Biotechnol Bioeng. 1997 Sep 20;55(6):864-79. doi: 10.1002/(SICI)1097-0290(19970920)55:6<864::AID-BIT5>3.0.CO;2-E.

Abstract

The physiology and central carbon metabolism of Corynebacterium glutamicum was investigated through the study of specific disruption mutants. Mutants deficient in phosphoenolpyruvate carboxylase (PPC) and/or pyruvate kinase (PK) activity were constructed by disrupting the corresponding gene(s) via transconjugation. Standard batch fermentations were carried out with these mutants and results were evaluated in the context of intracellular flux analysis. The following were determined. (a) There is a significant reduction in the glycolytic pathway flux in the pyruvate kinase deficient mutants during growth on glucose, also evidenced by secretion of dihydroxyacetone and glyceraldehyde. The resulting metabolic overflow is accommodated by the pentose phosphate pathway (PPP) acting as mechanism for dissimilating, in the form of CO(2), large amounts of accumulated intermediates. (b) The high activity through the PPP causes an overproduction of reducing power in the form of NADPH. The overproduction of biosynthetic reducing power, as well as the shortage of NADPH produced via the tricarboxylic acid cycle (as evidenced by a reduced citrate synthase flux), are compensated by an increased activity of the transhydrogenase (THD) enzyme catalyzing the reaction NADPH + NAD(+)<-->NADP(+) + NADH. The presence of active THD was also confirmed directly by enzymatic assays. (c) Specific glucose uptake rates declined during the course of fermentation and this decline was more pronounced in the case of a double mutant strain deficient in both PPC and PK. Specific ATP consumption rates similarly declined during the course of the batch.

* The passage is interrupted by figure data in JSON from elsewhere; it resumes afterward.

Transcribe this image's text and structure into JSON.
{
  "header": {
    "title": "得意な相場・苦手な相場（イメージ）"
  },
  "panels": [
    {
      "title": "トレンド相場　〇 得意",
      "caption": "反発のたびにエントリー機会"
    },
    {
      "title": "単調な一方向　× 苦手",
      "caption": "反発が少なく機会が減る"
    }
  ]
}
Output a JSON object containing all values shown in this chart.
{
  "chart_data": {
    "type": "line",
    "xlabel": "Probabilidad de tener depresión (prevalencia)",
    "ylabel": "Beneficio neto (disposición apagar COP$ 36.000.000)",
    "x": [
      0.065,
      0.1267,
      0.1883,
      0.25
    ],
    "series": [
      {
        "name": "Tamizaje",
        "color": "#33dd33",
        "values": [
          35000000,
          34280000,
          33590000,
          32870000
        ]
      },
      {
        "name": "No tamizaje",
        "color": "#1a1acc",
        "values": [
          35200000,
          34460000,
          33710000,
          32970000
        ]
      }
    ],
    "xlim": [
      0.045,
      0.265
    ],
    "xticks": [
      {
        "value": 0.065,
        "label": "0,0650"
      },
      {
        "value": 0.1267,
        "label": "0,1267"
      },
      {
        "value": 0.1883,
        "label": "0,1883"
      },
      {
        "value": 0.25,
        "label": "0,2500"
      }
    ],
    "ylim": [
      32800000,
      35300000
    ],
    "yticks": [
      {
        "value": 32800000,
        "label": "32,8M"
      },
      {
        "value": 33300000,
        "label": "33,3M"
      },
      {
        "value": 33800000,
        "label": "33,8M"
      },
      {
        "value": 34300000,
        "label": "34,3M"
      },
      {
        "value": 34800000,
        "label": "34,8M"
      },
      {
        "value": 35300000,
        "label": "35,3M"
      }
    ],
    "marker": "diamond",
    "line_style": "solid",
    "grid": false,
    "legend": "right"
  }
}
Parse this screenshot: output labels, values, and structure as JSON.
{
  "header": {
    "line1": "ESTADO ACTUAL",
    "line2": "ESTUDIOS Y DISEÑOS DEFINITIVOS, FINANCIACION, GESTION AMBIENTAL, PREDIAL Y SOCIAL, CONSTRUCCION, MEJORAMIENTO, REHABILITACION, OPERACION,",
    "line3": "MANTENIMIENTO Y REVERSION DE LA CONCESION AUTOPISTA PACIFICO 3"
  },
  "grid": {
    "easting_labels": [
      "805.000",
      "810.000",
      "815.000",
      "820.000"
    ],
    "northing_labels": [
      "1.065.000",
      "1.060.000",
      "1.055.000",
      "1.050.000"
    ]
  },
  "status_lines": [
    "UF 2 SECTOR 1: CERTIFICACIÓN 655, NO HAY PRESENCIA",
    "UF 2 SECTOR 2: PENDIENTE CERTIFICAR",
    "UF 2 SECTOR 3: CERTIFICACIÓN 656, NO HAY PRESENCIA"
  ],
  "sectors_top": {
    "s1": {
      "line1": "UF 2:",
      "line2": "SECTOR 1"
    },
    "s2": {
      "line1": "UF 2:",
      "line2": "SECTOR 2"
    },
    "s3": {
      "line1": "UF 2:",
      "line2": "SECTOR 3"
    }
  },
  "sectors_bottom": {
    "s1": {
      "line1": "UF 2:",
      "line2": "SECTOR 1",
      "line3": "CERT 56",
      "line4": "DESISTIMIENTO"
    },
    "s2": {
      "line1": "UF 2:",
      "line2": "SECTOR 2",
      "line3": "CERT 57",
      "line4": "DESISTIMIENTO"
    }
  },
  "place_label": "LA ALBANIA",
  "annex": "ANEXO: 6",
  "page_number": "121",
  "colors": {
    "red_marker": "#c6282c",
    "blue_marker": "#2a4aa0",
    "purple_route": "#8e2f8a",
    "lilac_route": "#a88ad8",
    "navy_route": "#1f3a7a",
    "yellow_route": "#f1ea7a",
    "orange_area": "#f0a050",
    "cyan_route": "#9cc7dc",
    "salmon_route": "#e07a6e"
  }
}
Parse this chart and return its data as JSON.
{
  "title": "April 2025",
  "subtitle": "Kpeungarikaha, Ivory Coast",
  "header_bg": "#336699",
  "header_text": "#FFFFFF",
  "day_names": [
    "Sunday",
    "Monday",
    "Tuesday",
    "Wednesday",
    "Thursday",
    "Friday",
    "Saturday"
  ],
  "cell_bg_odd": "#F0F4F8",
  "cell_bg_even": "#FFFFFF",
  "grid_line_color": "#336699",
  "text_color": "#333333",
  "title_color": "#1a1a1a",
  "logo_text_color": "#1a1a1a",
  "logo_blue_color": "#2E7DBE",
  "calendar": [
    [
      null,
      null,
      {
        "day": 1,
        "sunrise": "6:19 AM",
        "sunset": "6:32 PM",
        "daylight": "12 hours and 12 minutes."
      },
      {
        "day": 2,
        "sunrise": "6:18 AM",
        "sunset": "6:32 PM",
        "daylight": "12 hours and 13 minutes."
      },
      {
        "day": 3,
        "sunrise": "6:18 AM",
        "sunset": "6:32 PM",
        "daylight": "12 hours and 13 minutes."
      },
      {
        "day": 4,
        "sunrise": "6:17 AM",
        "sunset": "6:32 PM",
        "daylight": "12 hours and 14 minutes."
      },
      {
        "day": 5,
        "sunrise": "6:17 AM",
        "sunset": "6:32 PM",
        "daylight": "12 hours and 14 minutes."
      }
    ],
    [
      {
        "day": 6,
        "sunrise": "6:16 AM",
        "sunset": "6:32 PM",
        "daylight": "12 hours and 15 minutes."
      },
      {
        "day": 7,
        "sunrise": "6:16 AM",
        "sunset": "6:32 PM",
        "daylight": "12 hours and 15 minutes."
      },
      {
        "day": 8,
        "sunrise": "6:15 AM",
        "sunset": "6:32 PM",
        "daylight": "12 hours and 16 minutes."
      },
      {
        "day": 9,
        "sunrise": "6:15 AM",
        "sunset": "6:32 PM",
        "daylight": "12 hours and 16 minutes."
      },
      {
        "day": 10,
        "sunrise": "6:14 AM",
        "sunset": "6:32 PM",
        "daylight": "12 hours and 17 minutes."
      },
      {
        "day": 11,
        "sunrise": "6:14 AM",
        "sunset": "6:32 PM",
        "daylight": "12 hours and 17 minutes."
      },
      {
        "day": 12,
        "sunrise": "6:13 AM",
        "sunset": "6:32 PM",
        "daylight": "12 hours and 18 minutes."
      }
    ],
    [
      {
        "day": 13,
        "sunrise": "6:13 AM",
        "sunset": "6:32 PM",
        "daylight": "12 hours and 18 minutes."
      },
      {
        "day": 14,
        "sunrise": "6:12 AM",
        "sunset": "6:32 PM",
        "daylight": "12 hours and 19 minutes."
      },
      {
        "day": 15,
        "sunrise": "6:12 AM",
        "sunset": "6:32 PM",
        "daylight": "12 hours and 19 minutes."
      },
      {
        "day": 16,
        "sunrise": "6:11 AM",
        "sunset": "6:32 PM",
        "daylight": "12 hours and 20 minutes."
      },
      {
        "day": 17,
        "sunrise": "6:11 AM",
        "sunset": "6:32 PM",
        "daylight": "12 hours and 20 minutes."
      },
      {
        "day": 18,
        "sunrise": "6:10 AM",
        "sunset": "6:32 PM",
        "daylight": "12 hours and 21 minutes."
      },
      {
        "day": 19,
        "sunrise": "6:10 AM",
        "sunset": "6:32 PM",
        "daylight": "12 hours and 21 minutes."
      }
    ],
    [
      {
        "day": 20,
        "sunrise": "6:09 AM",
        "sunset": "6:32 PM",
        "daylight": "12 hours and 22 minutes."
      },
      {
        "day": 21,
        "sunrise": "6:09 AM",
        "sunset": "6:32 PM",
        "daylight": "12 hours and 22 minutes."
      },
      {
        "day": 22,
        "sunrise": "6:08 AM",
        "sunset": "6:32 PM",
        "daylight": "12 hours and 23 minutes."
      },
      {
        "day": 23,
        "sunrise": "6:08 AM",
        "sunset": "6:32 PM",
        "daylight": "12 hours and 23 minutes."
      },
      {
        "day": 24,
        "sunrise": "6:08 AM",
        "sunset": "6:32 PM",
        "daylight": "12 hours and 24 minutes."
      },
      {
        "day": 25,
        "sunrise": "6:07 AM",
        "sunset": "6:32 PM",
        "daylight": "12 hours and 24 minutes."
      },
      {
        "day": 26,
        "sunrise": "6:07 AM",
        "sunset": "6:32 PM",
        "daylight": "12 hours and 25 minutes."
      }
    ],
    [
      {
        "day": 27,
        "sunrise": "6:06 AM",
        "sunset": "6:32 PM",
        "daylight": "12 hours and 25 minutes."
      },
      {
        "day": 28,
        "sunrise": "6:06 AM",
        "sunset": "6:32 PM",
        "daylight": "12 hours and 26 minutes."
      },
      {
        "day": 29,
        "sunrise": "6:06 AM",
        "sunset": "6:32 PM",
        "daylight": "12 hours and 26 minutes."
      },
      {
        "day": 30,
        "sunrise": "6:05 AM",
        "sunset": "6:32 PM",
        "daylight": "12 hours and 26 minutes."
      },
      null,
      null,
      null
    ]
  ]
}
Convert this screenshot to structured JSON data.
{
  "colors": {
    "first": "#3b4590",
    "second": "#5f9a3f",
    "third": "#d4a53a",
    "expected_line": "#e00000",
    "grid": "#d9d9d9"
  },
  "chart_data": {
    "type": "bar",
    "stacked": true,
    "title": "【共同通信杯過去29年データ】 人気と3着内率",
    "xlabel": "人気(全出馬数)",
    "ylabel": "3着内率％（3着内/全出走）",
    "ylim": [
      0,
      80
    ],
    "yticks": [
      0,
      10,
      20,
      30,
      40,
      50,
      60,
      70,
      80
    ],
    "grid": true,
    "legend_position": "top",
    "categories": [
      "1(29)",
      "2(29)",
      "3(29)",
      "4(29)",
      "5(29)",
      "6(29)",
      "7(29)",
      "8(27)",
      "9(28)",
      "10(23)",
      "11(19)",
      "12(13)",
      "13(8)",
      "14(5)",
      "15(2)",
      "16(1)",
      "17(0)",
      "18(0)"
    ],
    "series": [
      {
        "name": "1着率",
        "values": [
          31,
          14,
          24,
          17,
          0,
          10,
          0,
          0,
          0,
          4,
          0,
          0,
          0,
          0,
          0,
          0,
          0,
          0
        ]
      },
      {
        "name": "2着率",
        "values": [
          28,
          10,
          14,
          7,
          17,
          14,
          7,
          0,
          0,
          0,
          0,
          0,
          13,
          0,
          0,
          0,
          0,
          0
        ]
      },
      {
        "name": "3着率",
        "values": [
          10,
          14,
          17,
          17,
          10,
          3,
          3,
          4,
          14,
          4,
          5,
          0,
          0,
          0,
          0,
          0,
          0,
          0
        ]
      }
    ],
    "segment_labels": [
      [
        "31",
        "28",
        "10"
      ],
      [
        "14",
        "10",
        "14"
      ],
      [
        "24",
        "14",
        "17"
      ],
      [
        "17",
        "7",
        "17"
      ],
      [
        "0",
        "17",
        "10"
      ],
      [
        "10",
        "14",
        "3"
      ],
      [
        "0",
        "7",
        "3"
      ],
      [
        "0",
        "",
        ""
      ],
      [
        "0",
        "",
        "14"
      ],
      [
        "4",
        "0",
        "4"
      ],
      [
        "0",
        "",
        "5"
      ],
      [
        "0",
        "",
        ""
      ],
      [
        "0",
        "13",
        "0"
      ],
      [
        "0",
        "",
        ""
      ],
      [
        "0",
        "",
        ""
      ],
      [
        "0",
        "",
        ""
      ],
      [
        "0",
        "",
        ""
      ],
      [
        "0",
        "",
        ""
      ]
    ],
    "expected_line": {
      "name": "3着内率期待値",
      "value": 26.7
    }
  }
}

However, they were approximately the same for all strains, indicating that energetic requirements for biosynthesis and maintenance are independent of the specific genetic background of a strain. The above results underline the importance of intracellular flux analysis, not only for producing a static set of intracellular flux estimates, but also for uncovering changes occurring in the course of a batch fermentation or as result of specific genetic modifications.